Dicha Ley Orgánica de Régimen Disciplinario de las Fuerzas Armadas establece, en el inciso primero del párrafo primero de su artículo 6, que "las sanciones que se impongan en el ejercicio de la potestad disciplinaria militar guardarán proporción con los hechos que las motiven y se individualizarán atendiendo a las circunstancias que concurran en los autores y a las que afecten o puedan afectar al interés del servicio".

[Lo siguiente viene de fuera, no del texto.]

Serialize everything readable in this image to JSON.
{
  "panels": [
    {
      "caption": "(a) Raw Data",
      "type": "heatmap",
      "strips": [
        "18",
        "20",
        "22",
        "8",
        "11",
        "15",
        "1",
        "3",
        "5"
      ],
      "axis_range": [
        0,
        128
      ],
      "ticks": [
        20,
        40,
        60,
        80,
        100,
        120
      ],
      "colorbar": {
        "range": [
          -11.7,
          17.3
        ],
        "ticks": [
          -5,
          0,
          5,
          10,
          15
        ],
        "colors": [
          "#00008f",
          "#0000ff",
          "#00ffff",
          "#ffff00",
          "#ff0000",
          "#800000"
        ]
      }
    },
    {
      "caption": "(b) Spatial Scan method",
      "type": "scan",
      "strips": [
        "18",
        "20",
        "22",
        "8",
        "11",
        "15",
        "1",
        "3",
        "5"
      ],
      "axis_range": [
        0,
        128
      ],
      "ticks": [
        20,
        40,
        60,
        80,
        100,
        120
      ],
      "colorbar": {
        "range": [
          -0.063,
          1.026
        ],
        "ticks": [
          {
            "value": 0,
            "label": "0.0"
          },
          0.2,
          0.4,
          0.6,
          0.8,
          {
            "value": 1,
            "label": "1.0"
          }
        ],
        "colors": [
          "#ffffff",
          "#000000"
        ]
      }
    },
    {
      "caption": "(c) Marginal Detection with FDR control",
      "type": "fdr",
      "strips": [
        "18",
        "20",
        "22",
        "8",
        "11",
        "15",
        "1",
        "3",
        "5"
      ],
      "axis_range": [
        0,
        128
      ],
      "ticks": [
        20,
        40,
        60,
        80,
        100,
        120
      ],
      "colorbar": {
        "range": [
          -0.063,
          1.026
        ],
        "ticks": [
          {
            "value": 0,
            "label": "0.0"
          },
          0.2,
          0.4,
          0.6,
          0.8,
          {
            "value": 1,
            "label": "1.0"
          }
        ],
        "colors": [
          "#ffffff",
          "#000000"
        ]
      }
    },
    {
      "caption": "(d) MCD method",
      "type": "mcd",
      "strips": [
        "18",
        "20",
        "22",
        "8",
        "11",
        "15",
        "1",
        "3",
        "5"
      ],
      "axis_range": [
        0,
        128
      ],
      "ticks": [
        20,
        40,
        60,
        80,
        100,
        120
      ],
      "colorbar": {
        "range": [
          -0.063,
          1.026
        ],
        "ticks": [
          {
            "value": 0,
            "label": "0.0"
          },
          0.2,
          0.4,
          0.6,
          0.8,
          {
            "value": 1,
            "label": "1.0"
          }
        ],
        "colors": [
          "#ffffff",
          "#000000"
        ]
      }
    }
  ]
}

En tal sentido, aunque hemos matizado repetidamente, recogiendo la doctrina del Tribunal Constitucional, que el principio de proporcionalidad impera fundamentalmente en el momento creativo del Derecho, al encontrarse más relacionado con la tarea legiferadora, en cuanto que las penas o sanciones establecidas para los delitos o ilícitos disciplinarios deben estar proporcionadas a la gravedad y a la naturaleza de los tipos descritos, es lo cierto, como hemos señalado en nuestra Sentencia de 24 de abril de 2007, seguida por las de 17 de junio y 24 de septiembre de 2008 y 3 de abril y 19 de octubre de 2009, "que dicho principio tiene también plena vigencia en el de la aplicación de la norma al caso concreto por las Autoridades con potestad sancionadora, siendo particularmente aplicable cuando en la ley, como en el caso que examinamos, se contemplan sanciones tan diversas ““porque la elección que, entre ellas, haga la Autoridad con potestad disciplinaria para sancionar la falta apreciada no puede ser arbitraria -lo que contrariaría las más elementales exigencias del Estado de Derecho- sino proporcionada a la naturaleza y gravedad de dicha falta, quedando para el momento de la individualización la determinación de la extensión de la sanción, que normalmente tiene su campo de desarrollo en las sanciones susceptibles de ser aplicadas en extensión variable”“".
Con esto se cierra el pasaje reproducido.